Through the reviews I published at that time in the weekly, I met the owner of Stubovi Kulture, Predrag Marković, who liked the manuscript of my novella Deception of God, and he published it as a novel. I returned to Belgrade, continued and completed my studies, and published books. Although I replaced my earlier rock-journalistic acquaintances with literary ones to a large extent, I was not yet in a position to break free from journalism. I helped with editing culture at Blic, Blic News, and Dnevni Telegraf, where I was employed when Slavko Ćuruvija was liquidated.
The divorce
When Milošević was toppled, I followed my wife, who received a scholarship for a doctorate in Barcelona. I, too, enrolled at the Autonomous University for a master's degree in World Literature, not to complete it, but to learn literary Spanish. My wife and I had too many problems for this not to affect our marriage abroad. Even after the divorce, we remained friends and support each other to this day. Meanwhile, I – still talking about Barcelona – moved to a separate apartment. I excelled in the master's program in the Construction of Dramatic Texts module, which was enough for the Theatre Institute to offer me a year of work, and my play was performed in their production. I wrote the play in Spanish, but that doesn't mean I could write a novel in it. Theatrical texts accept the language that can be heard on the street, while prose requires a much finer filter. The play Nomads was performed in 2004 in Catalan, and a few years later, under a different title, in Serbian. Based on the title of the first play, a collection of my plays was published last year. There's been no place for my plays in Serbian theatres for ten years; they say they are too dark.

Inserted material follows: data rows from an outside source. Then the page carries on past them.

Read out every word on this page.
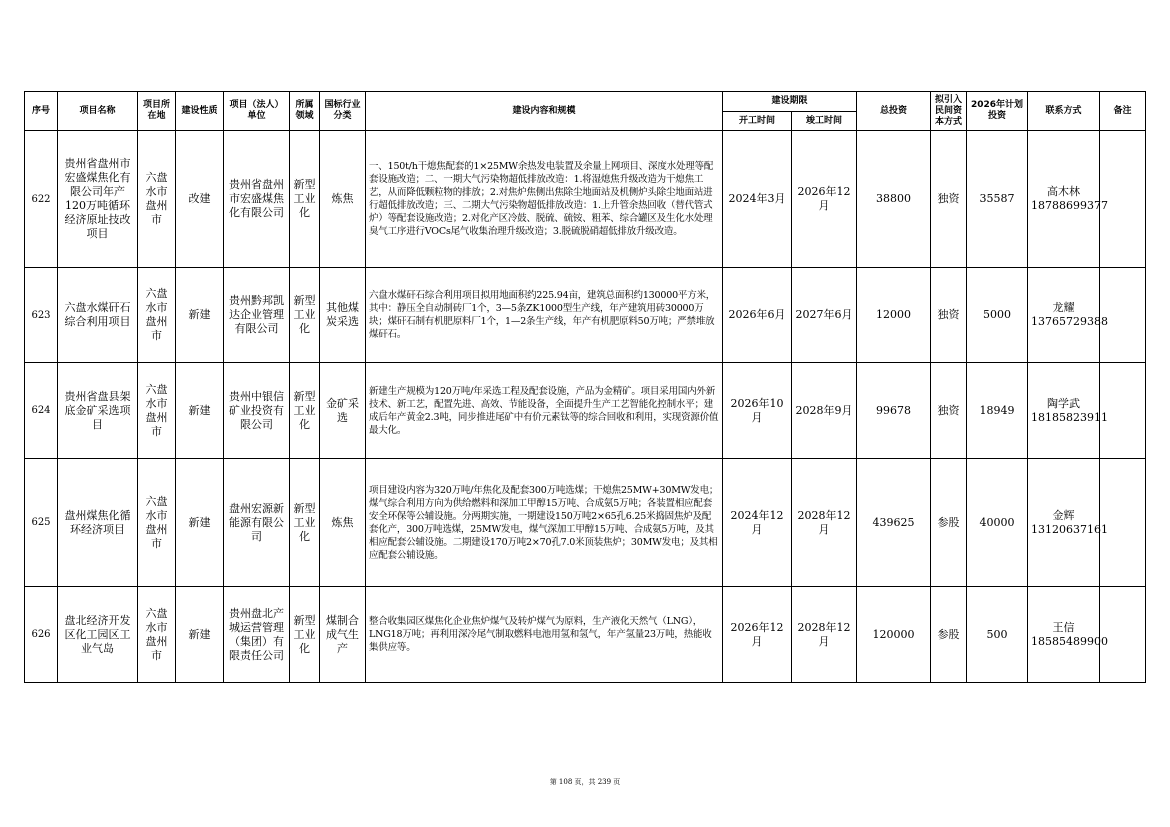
序号	项目名称	项目所在地	建设性质	项目（法人）单位	所属领域	国标行业分类	建设内容和规模	建设期限		总投资	拟引入民间资本方式	2026年计划投资	联系方式	备注
								开工时间	竣工时间					
622	贵州省盘州市宏盛煤焦化有限公司年产120万吨循环经济原址技改项目	六盘水市盘州市	改建	贵州省盘州市宏盛煤焦化有限公司	新型工业化	炼焦	一、150t/h干熄焦配套的1×25MW余热发电装置及余量上网项目、深度水处理等配套设施改造；二、一期大气污染物超低排放改造：1.将湿熄焦升级改造为干熄焦工艺，从而降低颗粒物的排放；2.对焦炉焦侧出焦除尘地面站及机侧炉头除尘地面站进行超低排放改造；三、二期大气污染物超低排放改造：1.上升管余热回收（替代管式炉）等配套设施改造；2.对化产区冷鼓、脱硫、硫铵、粗苯、综合罐区及生化水处理臭气工序进行VOCs尾气收集治理升级改造；3.脱硫脱硝超低排放升级改造。	2024年3月	2026年12月	38800	独资	35587	高木林
18788699377	

623	六盘水煤矸石综合利用项目	六盘水市盘州市	新建	贵州黔邦凯达企业管理有限公司	新型工业化	其他煤炭采选	六盘水煤矸石综合利用项目拟用地面积约225.94亩，建筑总面积约130000平方米，其中：静压全自动制砖厂1个，3—5条ZK1000型生产线，年产建筑用砖30000万块；煤矸石制有机肥原料厂1个，1—2条生产线，年产有机肥原料50万吨；严禁堆放煤矸石。	2026年6月	2027年6月	12000	独资	5000	龙耀
13765729388	

624	贵州省盘县架底金矿采选项目	六盘水市盘州市	新建	贵州中银信矿业投资有限公司	新型工业化	金矿采选	新建生产规模为120万吨/年采选工程及配套设施，产品为金精矿。项目采用国内外新技术、新工艺，配置先进、高效、节能设备，全面提升生产工艺智能化控制水平；建成后年产黄金2.3吨，同步推进尾矿中有价元素钛等的综合回收和利用，实现资源价值最大化。	2026年10月	2028年9月	99678	独资	18949	陶学武
18185823911	

625	盘州煤焦化循环经济项目	六盘水市盘州市	新建	盘州宏源新能源有限公司	新型工业化	炼焦	项目建设内容为320万吨/年焦化及配套300万吨选煤；干熄焦25MW+30MW发电；煤气综合利用方向为供给燃料和深加工甲醇15万吨、合成氨5万吨；各装置相应配套安全环保等公辅设施。分两期实施，一期建设150万吨2×65孔6.25米捣固焦炉及配套化产，300万吨选煤，25MW发电，煤气深加工甲醇15万吨、合成氨5万吨，及其相应配套公辅设施。二期建设170万吨2×70孔7.0米顶装焦炉；30MW发电；及其相应配套公辅设施。	2024年12月	2028年12月	439625	参股	40000	金辉
13120637161	

626	盘北经济开发区化工园区工业气岛	六盘水市盘州市	新建	贵州盘北产城运营管理（集团）有限责任公司	新型工业化	煤制合成气生产	整合收集园区煤焦化企业焦炉煤气及转炉煤气为原料，生产液化天然气（LNG），LNG18万吨；再利用深冷尾气制取燃料电池用氢和氢气，年产氢量23万吨，热能收集供应等。	2026年12月	2028年12月	120000	参股	500	王信
18585489900	

第 108 页，共 239 页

In addition to Spanish, I learned Catalan in Barcelona and delved into the atrocities of the local civil war from 1936-1939, which have been simplified and tendentiously interpreted here. It became my obsessive theme and, alongside Jasenovac, the centrepiece of my best-known novel Remains of the World.

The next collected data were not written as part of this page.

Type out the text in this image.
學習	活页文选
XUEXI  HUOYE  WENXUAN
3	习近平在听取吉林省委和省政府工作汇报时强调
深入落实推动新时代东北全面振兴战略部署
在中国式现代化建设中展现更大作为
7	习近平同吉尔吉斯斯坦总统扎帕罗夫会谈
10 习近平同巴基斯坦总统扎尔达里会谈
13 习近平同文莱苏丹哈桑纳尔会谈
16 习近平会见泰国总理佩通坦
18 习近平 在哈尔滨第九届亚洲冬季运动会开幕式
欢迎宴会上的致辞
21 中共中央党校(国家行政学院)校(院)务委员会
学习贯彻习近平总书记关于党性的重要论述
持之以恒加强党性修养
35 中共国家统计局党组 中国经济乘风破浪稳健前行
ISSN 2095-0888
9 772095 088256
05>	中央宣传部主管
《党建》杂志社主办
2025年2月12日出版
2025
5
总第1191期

When I wanted to dedicate myself to writing, I looked after the apartment of a former friend in Port Bou, a town on the border of Spain and France. German philosopher Walter Benjamin committed suicide there because the local police didn't want to let him sail to the USA across Spanish territory and intended to return him to Vichy France, where, as a Jew, he wouldn't have fared well. I doubt that there is another place so marked by one philosopher that even the residents who don't read know something about him. Port Bou brought me that experience, as well as several prose preserves.
The final word
Belgrade is the only city I have returned to twice, spending half my life there. After returning in 2006, I tried my hand at journalism again, this time as the deputy editor of the Europa weekly, founded by my late friend Dušan Veličković. However, that job, as well as the editorial work I did in his publishing house Aleksandrija Press and a similarly named magazine, or in Laguna, transplanted my blood into others' manuscripts and texts. Only since I dedicated myself to writing have the reactions of the professional circles towards my books become much better, and perhaps they are more mature than the earlier ones. But Belgrade is not the only city I return to; Barcelona is also one of them. Yet, writing and returning between these two cities bring me the most joy. In mature years, a person commits a great sin against themselves if they do not arrange their further moves according to what pleases them the most.